22nd July 2015


FSCS published its Annual Report and Accounts last week.

I’m not naïve enough to expect our Annual Report, let alone the accounts, to be compulsory reading for those of you who read my blogs.  Nevertheless, at a time when our levies on the industry are under scrutiny – rightly – the Annual Report sets out important information about our strategy and performance. It enables readers to judge FSCS’ value for money for themselves.

So how should a reader interested in assessing whether FSCS is good value go about it?

This is not the straightforward question it might appear to be at first sight.  Surely, you might say, FSCS’ productivity and value can be measured simply by calculating the unit cost of claims handled and how those unit costs have changed over time?

If only it were that simple. It’s not for three important reasons.

The first, and most important, is that FSCS’ workload is unpredictable and volatile.
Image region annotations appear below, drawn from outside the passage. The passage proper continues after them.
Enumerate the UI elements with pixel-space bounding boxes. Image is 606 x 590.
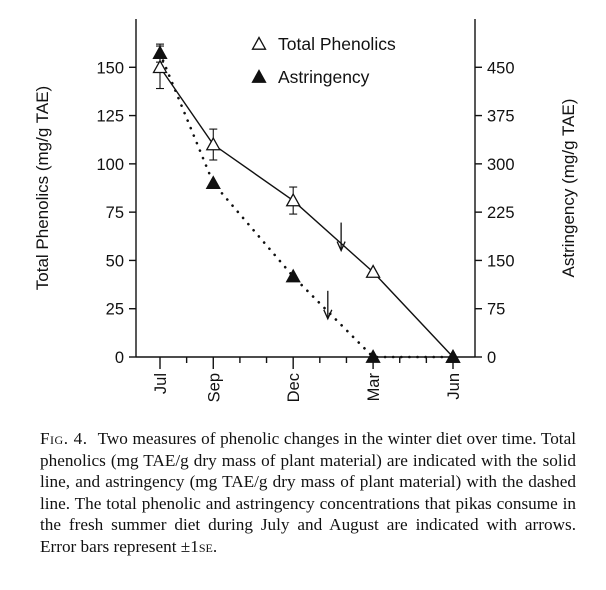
left-tick-label: 100 bbox=[96, 156, 124, 174]
right-tick-label: 300 bbox=[487, 156, 515, 174]
left-axis-title: Total Phenolics (mg/g TAE) bbox=[33, 86, 52, 290]
total-phenolics-point bbox=[152, 59, 168, 74]
left-tick-label: 0 bbox=[115, 349, 124, 367]
total-phenolics-point bbox=[285, 192, 301, 207]
astringency-point bbox=[365, 349, 381, 363]
phenolics-chart: 0 25 50 75 100 125 150 0 75 150 225 300 375 450 Jul Sep… bbox=[33, 19, 578, 402]
total-phenolics-point bbox=[205, 136, 221, 151]
legend: Total Phenolics Astringency bbox=[251, 34, 396, 87]
caption-se: se bbox=[198, 536, 213, 556]
astringency-legend-marker bbox=[251, 69, 267, 83]
x-tick-label: Dec bbox=[285, 373, 303, 402]
right-tick-label: 150 bbox=[487, 252, 515, 270]
caption-end: . bbox=[212, 536, 218, 556]
left-tick-label: 150 bbox=[96, 59, 124, 77]
astringency-point bbox=[152, 45, 168, 59]
astringency-point bbox=[285, 268, 301, 283]
figure-label: Fig. 4. bbox=[40, 429, 88, 448]
caption-text: Two measures of phenolic changes in the … bbox=[40, 429, 576, 556]
total-phenolics-arrow-head bbox=[336, 241, 346, 253]
total-phenolics-legend-label: Total Phenolics bbox=[278, 34, 396, 54]
data-markers bbox=[152, 45, 461, 363]
right-tick-label: 75 bbox=[487, 301, 505, 319]
series-lines bbox=[158, 51, 455, 359]
total-phenolics-legend-marker bbox=[251, 36, 267, 50]
left-tick-label: 50 bbox=[106, 252, 124, 270]
left-tick-label: 75 bbox=[106, 204, 124, 222]
axes-group: 0 25 50 75 100 125 150 0 75 150 225 300 375 450 Jul Sep… bbox=[33, 19, 578, 402]
right-tick-label: 375 bbox=[487, 108, 515, 126]
annotation-arrows bbox=[323, 222, 346, 321]
astringency-arrow-head bbox=[323, 309, 333, 321]
left-tick-label: 25 bbox=[106, 301, 124, 319]
right-tick-label: 0 bbox=[487, 349, 496, 367]
total-phenolics-line bbox=[159, 66, 454, 358]
right-tick-label: 225 bbox=[487, 204, 515, 222]
figure-caption: Fig. 4. Two measures of phenolic changes … bbox=[40, 428, 576, 557]
right-axis-title: Astringency (mg/g TAE) bbox=[559, 99, 578, 278]
astringency-line bbox=[158, 51, 455, 359]
astringency-point bbox=[205, 175, 221, 190]
astringency-point bbox=[445, 349, 461, 363]
x-tick-label: Jun bbox=[445, 373, 463, 400]
x-tick-label: Sep bbox=[205, 373, 223, 402]
left-tick-label: 125 bbox=[96, 108, 124, 126]
x-tick-label: Jul bbox=[152, 373, 170, 394]
astringency-legend-label: Astringency bbox=[278, 67, 370, 87]
total-phenolics-point bbox=[365, 264, 381, 278]
x-tick-label: Mar bbox=[365, 373, 383, 402]
right-tick-label: 450 bbox=[487, 59, 515, 77]
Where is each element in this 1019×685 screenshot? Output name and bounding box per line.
We must not only provide a good service to consumers in the here and now when market conditions are relatively benign, but we must also be ready to provide just as good a service in the face of a major failure or even a financial crisis on the scale of 2007-08. 

We can’t predict when the next crisis will occur, but we can be certain that it will happen sooner or later.  When it does, financial stability depends critically on FSCS’ ability to protect consumers whose savings, insurance policies or investments are at risk.
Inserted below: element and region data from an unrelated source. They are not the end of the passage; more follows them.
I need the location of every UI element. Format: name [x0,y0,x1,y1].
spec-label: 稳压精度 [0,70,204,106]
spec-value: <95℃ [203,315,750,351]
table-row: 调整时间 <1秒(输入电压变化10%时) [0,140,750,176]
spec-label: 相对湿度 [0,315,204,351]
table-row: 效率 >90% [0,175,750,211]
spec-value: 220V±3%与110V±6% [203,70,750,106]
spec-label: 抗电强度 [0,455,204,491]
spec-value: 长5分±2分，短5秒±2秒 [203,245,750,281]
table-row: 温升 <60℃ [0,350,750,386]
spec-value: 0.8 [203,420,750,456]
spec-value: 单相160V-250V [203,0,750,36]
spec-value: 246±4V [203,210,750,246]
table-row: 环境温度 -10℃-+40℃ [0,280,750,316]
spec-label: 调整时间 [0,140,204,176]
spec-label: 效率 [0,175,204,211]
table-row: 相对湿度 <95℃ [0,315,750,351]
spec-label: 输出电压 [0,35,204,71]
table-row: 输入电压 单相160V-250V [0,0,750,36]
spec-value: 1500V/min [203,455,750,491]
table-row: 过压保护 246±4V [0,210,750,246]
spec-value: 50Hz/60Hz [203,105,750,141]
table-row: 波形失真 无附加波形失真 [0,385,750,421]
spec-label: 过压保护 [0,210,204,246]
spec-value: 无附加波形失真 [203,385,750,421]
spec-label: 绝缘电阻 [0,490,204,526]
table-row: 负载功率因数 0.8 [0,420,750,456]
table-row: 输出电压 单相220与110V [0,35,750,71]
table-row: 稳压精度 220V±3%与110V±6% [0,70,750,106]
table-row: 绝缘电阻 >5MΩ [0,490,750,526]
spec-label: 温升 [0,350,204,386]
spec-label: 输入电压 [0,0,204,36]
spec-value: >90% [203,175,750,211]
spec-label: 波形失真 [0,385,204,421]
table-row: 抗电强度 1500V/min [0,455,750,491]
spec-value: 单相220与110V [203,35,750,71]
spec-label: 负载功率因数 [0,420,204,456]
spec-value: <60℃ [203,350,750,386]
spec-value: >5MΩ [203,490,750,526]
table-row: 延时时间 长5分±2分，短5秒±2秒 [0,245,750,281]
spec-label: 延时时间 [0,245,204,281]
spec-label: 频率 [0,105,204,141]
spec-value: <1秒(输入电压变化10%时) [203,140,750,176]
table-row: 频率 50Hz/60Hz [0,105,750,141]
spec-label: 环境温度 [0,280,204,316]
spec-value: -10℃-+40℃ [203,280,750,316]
This means that FSCS must have the capacity to scale up quickly and efficiently and, as important, to reduce its capacity again once the crisis has passed.  To give you an idea of what this means: FSCS handled just under 54,000 claims of all sorts in 2014-15, paying out £327 million in compensation.  But since we were established in 2001 our workload has fluctuated between a low of 8,000 claims in 2002-03 to a high of 200,000 claims in 2008-09.  Compensation payments have ranged from £82 million in 2007-08 to £20 billion in 2008-09.
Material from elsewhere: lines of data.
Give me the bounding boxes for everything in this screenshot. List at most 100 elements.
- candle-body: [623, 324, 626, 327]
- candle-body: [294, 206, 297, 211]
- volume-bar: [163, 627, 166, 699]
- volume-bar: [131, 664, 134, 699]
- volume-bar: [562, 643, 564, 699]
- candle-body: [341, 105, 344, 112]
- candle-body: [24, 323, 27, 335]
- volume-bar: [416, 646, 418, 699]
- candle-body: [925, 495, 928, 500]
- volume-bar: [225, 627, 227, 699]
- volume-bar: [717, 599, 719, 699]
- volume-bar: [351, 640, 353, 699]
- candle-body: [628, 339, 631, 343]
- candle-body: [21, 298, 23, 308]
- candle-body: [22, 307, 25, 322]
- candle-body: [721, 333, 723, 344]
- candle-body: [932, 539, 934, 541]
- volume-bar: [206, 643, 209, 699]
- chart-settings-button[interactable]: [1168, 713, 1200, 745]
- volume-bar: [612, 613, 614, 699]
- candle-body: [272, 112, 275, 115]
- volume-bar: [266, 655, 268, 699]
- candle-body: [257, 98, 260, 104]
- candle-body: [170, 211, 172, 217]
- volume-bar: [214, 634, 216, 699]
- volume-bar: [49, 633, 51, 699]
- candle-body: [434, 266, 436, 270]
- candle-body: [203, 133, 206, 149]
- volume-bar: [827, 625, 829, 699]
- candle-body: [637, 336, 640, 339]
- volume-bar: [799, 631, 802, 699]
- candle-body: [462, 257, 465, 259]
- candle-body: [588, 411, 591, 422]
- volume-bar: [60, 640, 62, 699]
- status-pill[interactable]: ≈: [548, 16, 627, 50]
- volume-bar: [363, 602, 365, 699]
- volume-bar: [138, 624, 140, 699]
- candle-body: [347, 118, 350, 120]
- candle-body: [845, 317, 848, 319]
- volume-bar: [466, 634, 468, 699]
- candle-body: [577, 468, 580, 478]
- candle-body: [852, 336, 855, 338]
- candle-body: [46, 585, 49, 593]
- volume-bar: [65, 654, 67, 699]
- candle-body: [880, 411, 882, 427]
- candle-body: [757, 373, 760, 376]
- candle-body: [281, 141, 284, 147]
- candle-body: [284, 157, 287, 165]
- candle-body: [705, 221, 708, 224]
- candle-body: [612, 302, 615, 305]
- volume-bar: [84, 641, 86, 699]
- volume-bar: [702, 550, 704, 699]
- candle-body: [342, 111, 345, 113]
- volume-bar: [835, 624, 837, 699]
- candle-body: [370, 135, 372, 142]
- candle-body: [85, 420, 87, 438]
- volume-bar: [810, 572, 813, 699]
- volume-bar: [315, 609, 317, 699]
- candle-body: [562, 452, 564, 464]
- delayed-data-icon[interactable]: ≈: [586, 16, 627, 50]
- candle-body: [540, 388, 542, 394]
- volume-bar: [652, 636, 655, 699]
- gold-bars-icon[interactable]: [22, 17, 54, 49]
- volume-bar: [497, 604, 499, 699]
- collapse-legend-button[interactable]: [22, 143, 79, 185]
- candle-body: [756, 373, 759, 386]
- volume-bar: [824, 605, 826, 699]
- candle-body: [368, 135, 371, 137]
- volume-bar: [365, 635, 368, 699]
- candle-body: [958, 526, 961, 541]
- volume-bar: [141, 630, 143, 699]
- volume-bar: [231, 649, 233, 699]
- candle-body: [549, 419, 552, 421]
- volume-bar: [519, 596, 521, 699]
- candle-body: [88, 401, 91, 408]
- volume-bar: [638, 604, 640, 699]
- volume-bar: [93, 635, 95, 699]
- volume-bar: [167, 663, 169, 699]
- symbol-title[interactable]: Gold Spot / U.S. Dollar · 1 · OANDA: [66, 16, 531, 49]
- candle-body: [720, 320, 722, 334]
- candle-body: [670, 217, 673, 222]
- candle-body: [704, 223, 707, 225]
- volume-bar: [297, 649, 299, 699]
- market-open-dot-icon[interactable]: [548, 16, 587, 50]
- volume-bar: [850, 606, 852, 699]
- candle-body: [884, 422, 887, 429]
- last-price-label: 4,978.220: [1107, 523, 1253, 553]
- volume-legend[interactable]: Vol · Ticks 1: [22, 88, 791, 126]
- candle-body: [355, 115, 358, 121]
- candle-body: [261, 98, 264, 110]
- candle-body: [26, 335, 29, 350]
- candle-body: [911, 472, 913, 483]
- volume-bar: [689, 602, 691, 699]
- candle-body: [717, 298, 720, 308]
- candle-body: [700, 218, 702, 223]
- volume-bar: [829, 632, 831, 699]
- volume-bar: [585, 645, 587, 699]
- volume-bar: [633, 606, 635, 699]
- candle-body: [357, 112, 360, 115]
This is why FSCS’ business model is to outsource the handling of the great majority of claims so we can pass on the volume risk to organisations better equipped to manage it.  It is also why we have invested in a new claims handling platform - Connect – which will enable consumers to make claims on-line and which our out-source partners will share.

I am very clear that the investment in Connect will enable FSCS to provide a better service in future and to scale up and down our effort more efficiently.  But, as the Annual Report states, the cost of Connect has significantly exceeded our initial estimate and, for this reason, I have commissioned an independent “lessons learned” review to establish how FSCS can manage major change projects better in future.

The second reason that calculating straightforward unit costs won’t work as a productivity measure is because FSCS’ workload varies not only in volume but in the nature of claims.  So our productivity is flattered by large scale failures involving relatively straightforward judgements – bank or building society failures where pay-out is through an automatic process which is very efficient indeed – but looks less good when we receive complex investment claims where FSCS has to determine eligibility and to quantify losses.

As the Annual Report explains, our workload in the recent past has tilted more in the direction of complexity.  The self-invested personal pension (SIPP) claims with which we are now dealing are a very good example of that.

And, finally, the third reason FSCS’ productivity is hard to measure is that handling claims is only part of what we do.

We also, for example, make recoveries from the estates of failed businesses and third parties who shared responsibility for consumers’ losses.   Our approach is straightforwardly commercial: we pursue recoveries only where it is economic to do so.  But both the costs and returns can be very high.  So, as the Annual Report records, we have spent roughly £20 million pursuing recoveries arising from the 2009 failure of Keydata.  But that expenditure has resulted in gross recoveries of around £120 million. 

So we have returned around £100 million to the industry which funded the compensation and administrative costs of the Keydata failure.

In 2014-15 FSCS recovered nearly £560 million in all.

There are other things FSCS does which sail under the radar:  the preparations with our partners to resolve firms at risk which do not, in the event, fail; the wider contingency planning for future crises; the upgrading of our systems and capacity to handle new legal requirements such as the Deposit Guarantee Schemes Directive which came into effect on 3 July.

In short, there’s more to FSCS than meets the eye.  The Annual Report and Accounts is a good place to look for an overview of our activity.